By Nidal al-Mughrabi
GAZA (Reuters) – The dead body of a toddler is carried out of a bombed house. A woman weeps over a row of corpses wrapped in white. The latest casualties arrive in hospitals already overflowing with the wounded and displaced. People queue for hours to get a few litres of water to share with dozens of others.
A month into Israel’s devastating military assault on the Hamas-ruled Gaza Strip, Palestinians stuck inside the besieged enclave face daily suffering of a scale, intensity and repetitiveness that have pushed some into fury and despair.
“I swear we are waiting for death. It will be better than living. We are waiting for death at each moment. It’s a suspended death,” said Abu Jihad, a middle-aged resident of Khan Younis in the south of the tiny, densely populated territory.
He was standing in a street close to a house flattened by an air strike that shook the neighbourhood awake in the middle of the night.
“We are not living. We need a solution. Either kill us all or let us live,” he said, raging at Israel and at the wider world which he accused of being silent and impotent.
Israel’s stated military objective is to destroy Hamas, the Palestinian Islamist group whose fighters burst through Gaza’s border fence and rampaged through nearby Israeli communities on Oct. 7, killing more than 1,400 people, and abducting 240 others back to the enclave.
Israel’s subsequent air, sea and ground onslaught against Hamas has killed more than 10,000 people in the coastal strip, according to health authorities there.
Israel has told residents of the northern part of the enclave, where its forces have encircled Gaza City, to move to the south for their own safety, but has been bombarding the south too, though less intensively than the north.
ROW OF CORPSES
In Khan Younis and Rafah, two separate strikes on homes killed 23 people overnight, health officials said on Tuesday.
At the site of the Khan Younis strike, a man carried the lifeless body of a tiny child, dressed in what looked like pink pyjamas, from the flattened ruin of a home.
A young girl had survived but was trapped by a slab of concrete that had fallen on her legs. A group of men were using their bare hands to try and free her as an anxious crowd stood outside, calling out encouragements to the rescuers.
Ahmed Ayesh, a resident injured in the strike, walked out of the bomb site with a bloodied face and blood spattered over his T-shirt and one arm. He was visibly enraged as he spoke to reporters.
“This is the bravery of the so-called Israel. They show their might and power against civilians. Babies inside! Kids inside!” he said, jabbing his finger towards the ruin and raising his voice.

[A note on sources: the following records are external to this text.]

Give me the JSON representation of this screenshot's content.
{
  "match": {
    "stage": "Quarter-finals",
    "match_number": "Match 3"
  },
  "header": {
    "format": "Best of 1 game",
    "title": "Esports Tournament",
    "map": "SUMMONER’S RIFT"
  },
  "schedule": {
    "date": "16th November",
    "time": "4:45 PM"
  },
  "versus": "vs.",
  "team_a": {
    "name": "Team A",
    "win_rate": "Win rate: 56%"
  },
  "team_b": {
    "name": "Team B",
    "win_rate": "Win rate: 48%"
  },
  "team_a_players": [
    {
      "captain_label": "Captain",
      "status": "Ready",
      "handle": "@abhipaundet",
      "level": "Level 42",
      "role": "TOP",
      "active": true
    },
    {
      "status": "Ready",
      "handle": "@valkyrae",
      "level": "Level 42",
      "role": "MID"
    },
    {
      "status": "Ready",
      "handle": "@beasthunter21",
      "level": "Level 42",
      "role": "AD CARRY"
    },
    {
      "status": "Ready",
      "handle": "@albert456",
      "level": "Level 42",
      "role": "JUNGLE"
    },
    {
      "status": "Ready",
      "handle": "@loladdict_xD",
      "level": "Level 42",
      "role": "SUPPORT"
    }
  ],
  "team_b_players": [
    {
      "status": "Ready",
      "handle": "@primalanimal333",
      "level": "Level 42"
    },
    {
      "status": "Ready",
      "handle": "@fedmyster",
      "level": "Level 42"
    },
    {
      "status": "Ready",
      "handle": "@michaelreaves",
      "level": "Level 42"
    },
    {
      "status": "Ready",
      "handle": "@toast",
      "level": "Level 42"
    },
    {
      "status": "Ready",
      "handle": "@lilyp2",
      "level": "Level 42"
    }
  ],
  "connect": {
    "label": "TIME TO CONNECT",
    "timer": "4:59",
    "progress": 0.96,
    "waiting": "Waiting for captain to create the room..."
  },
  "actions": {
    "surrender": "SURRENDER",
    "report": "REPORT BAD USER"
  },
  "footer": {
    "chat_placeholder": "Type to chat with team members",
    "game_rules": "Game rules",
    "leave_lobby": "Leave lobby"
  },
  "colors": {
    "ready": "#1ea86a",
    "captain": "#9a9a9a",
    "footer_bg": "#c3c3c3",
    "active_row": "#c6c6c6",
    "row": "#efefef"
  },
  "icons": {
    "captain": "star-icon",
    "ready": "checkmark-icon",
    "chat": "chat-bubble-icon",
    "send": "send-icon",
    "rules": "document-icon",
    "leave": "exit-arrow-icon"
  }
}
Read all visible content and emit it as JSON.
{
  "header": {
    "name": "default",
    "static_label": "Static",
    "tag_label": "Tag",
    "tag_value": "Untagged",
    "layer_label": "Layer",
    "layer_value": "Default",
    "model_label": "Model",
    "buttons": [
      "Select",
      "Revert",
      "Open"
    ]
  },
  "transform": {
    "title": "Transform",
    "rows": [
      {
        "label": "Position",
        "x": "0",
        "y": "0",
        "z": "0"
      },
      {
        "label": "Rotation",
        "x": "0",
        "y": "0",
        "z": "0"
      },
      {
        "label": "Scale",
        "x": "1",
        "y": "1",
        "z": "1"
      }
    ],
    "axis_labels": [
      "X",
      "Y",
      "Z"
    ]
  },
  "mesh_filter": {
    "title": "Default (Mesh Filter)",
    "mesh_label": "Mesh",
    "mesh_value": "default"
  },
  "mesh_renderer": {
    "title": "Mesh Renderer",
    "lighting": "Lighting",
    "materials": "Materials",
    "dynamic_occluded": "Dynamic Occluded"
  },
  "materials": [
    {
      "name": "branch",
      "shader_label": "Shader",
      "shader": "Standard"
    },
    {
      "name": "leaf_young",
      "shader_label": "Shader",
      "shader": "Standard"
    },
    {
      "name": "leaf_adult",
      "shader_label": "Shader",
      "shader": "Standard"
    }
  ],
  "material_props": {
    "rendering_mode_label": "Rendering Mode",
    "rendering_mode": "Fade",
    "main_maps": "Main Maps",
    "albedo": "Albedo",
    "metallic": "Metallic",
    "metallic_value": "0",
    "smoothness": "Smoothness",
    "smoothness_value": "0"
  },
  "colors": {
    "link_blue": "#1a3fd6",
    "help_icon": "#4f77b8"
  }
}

Israel says it targets only militants and accuses Hamas of using human shields and concealing weapons and operations posts in built-up residential districts. Hamas denies this.

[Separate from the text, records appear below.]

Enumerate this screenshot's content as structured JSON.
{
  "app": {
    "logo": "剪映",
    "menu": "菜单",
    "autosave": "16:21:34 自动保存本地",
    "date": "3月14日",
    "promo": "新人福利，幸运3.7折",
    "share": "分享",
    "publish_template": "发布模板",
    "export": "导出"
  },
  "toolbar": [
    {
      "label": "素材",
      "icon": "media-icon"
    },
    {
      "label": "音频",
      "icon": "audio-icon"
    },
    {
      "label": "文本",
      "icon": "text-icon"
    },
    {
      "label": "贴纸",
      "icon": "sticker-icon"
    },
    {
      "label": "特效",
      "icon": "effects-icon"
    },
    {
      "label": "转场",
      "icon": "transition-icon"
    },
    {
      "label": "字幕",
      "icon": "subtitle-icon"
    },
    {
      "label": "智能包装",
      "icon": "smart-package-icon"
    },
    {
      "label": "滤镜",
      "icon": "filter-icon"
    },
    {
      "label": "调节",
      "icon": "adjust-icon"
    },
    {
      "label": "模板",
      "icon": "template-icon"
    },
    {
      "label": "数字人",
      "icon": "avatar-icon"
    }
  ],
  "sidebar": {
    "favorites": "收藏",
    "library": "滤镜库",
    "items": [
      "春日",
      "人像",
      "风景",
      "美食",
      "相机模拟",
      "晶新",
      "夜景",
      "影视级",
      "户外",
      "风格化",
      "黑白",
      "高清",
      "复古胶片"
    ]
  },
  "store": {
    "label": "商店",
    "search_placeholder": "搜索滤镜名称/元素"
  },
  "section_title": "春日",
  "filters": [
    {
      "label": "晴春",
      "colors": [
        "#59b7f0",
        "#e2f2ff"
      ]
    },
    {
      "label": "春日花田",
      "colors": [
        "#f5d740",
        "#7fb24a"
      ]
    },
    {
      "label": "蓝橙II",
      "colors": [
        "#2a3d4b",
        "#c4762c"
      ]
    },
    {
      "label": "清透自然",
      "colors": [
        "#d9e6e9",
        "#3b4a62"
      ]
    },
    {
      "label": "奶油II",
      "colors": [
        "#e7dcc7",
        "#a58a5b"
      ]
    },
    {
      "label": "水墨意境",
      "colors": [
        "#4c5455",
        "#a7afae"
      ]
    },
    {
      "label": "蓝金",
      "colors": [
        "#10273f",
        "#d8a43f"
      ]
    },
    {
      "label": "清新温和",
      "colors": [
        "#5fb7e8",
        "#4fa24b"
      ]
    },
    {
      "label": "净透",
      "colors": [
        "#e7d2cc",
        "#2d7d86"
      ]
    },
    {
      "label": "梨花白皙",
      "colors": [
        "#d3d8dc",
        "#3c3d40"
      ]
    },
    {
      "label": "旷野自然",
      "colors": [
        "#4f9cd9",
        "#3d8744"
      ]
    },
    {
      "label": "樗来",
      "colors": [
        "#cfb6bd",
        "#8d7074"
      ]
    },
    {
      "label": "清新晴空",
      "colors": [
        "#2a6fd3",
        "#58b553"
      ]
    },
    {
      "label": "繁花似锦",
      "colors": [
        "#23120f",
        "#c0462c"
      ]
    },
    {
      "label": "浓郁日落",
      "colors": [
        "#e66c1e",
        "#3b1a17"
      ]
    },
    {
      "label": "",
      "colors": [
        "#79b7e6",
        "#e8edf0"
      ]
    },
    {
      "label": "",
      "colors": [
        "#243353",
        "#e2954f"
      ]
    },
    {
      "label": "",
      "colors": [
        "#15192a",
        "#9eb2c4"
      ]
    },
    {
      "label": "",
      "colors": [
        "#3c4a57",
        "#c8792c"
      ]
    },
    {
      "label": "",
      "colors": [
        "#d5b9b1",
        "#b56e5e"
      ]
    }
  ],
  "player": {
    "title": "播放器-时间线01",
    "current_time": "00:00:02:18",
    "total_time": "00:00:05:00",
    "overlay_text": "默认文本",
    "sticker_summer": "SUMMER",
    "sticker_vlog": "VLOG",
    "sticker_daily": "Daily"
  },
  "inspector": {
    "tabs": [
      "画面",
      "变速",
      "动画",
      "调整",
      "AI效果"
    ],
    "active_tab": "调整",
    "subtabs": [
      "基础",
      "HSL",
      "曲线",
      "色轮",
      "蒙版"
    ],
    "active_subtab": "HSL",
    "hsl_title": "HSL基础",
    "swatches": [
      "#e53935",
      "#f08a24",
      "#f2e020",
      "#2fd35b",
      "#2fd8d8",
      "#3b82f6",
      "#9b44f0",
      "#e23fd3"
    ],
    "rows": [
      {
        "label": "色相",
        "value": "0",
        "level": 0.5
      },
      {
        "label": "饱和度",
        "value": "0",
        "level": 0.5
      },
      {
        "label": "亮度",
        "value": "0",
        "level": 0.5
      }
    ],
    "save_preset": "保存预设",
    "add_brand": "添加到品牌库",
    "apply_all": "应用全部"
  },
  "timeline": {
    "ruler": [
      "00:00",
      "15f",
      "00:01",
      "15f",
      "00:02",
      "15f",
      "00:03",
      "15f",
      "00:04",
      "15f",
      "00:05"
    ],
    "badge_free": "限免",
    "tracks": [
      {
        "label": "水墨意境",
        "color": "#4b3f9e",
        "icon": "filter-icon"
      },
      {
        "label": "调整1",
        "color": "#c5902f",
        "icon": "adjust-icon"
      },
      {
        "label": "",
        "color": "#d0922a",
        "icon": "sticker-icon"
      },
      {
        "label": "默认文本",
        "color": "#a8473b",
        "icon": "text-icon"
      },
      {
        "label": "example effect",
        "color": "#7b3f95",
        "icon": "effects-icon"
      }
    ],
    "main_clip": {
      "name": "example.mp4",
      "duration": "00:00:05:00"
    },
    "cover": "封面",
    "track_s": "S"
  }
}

At Nasser Hospital in Khan Younis, a row of corpses wrapped in white shrouds had been placed on the ground outside the door. From the length of the bodies, it was clear that some of the dead were adults and some were children.

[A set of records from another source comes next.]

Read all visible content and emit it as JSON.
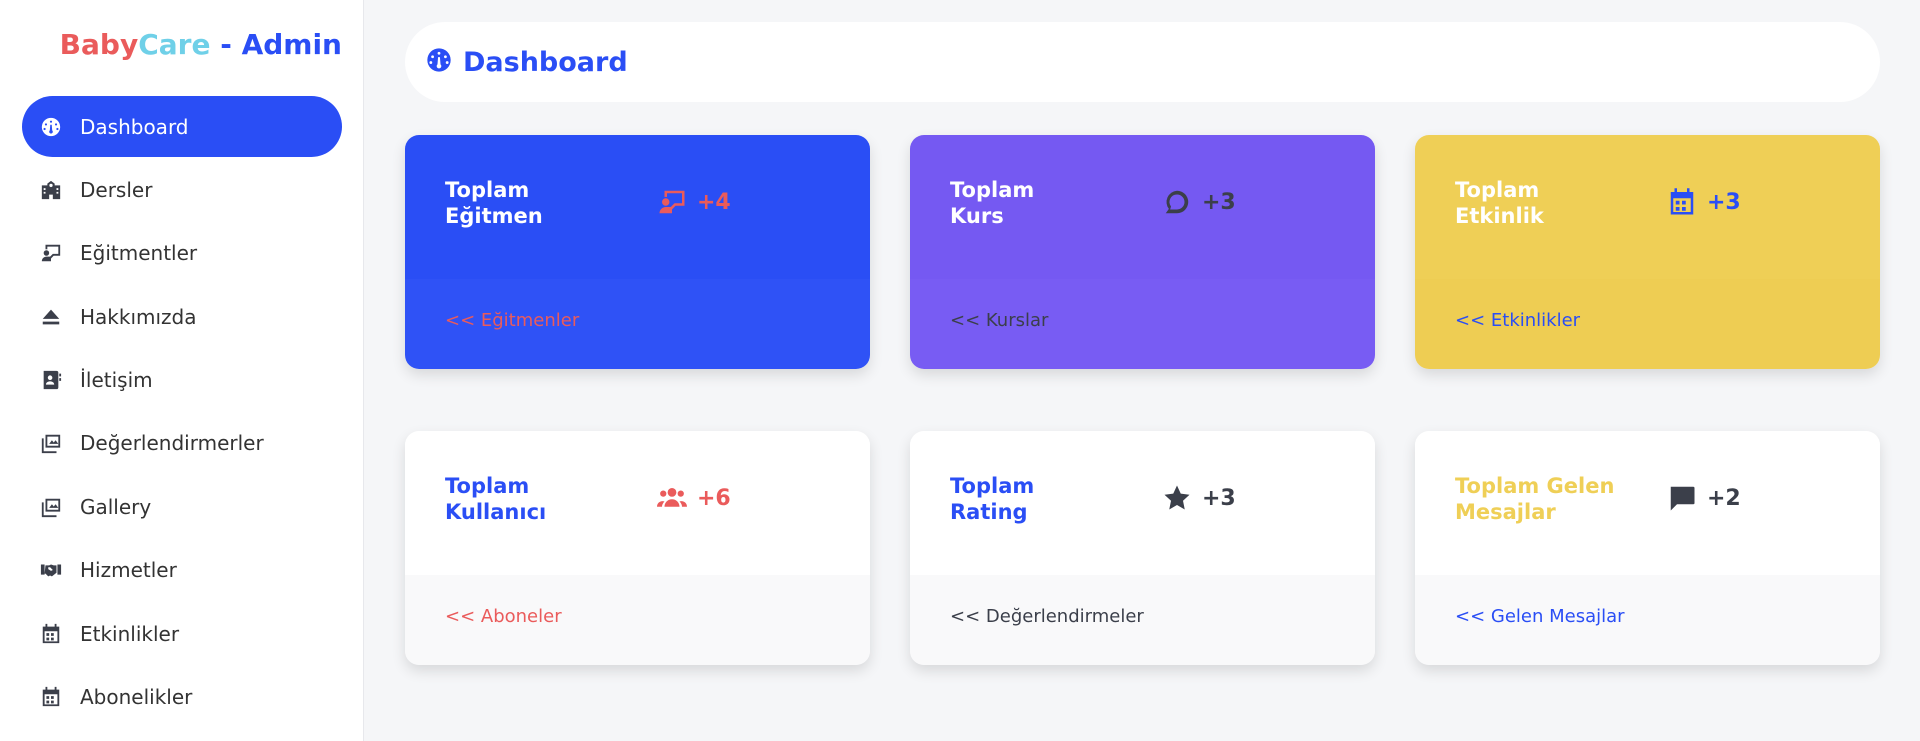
{
  "brand": {
    "part1": "Baby",
    "part2": "Care",
    "part3": " - Admin"
  },
  "sidebar": {
    "items": [
      {
        "label": "Dashboard",
        "icon": "dashboard-icon",
        "active": true
      },
      {
        "label": "Dersler",
        "icon": "school-icon"
      },
      {
        "label": "Eğitmentler",
        "icon": "teacher-icon"
      },
      {
        "label": "Hakkımızda",
        "icon": "eject-icon"
      },
      {
        "label": "İletişim",
        "icon": "contact-card-icon"
      },
      {
        "label": "Değerlendirmerler",
        "icon": "images-icon"
      },
      {
        "label": "Gallery",
        "icon": "images-icon"
      },
      {
        "label": "Hizmetler",
        "icon": "handshake-icon"
      },
      {
        "label": "Etkinlikler",
        "icon": "calendar-icon"
      },
      {
        "label": "Abonelikler",
        "icon": "calendar-icon"
      }
    ]
  },
  "header": {
    "title": "Dashboard",
    "icon": "dashboard-icon"
  },
  "colors": {
    "blue": "#2a4ef5",
    "purple": "#7559f2",
    "yellow": "#efcf56",
    "red": "#ea5b5b",
    "dark": "#3b3f4a"
  },
  "cards": [
    {
      "label_line1": "Toplam",
      "label_line2": "Eğitmen",
      "value": "+4",
      "icon": "teacher-icon",
      "link": "<< Eğitmenler"
    },
    {
      "label_line1": "Toplam",
      "label_line2": "Kurs",
      "value": "+3",
      "icon": "chat-bubble-icon",
      "link": "<< Kurslar"
    },
    {
      "label_line1": "Toplam",
      "label_line2": "Etkinlik",
      "value": "+3",
      "icon": "calendar-icon",
      "link": "<< Etkinlikler"
    },
    {
      "label_line1": "Toplam",
      "label_line2": "Kullanıcı",
      "value": "+6",
      "icon": "users-icon",
      "link": "<< Aboneler"
    },
    {
      "label_line1": "Toplam",
      "label_line2": "Rating",
      "value": "+3",
      "icon": "star-icon",
      "link": "<< Değerlendirmeler"
    },
    {
      "label_line1": "Toplam Gelen",
      "label_line2": "Mesajlar",
      "value": "+2",
      "icon": "message-icon",
      "link": "<< Gelen Mesajlar"
    }
  ]
}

A woman in a red dress and beige head scarf broke down into uncontrollable weeping, her body folding forwards as a man tried to comfort her. A man in a black shirt crouched down and cried, his face reddened and contorted by anguish.
After a time, a group of men including medical staff in surgical scrubs and plastic aprons knelt down to pray alongside the bodies.
In Rafah, also in the south, another all-too-familiar scene unfolded as men and boys lined up on a sandy expanse strewn with rubbish, where a single functioning hosepipe was the only source of water accessible to thousands of residents.
A lengthy line of yellow, black, green and blue jerry cans were placed in a tidy line as people settled in for hours of waiting to get a meagre ration.
“Each person comes with a 20-litre container and shares it with the rest of his family. Every person gets four or five litres. It’s the same situation every day,” said Bakr al-Kashef, a young man in a yellow jacket.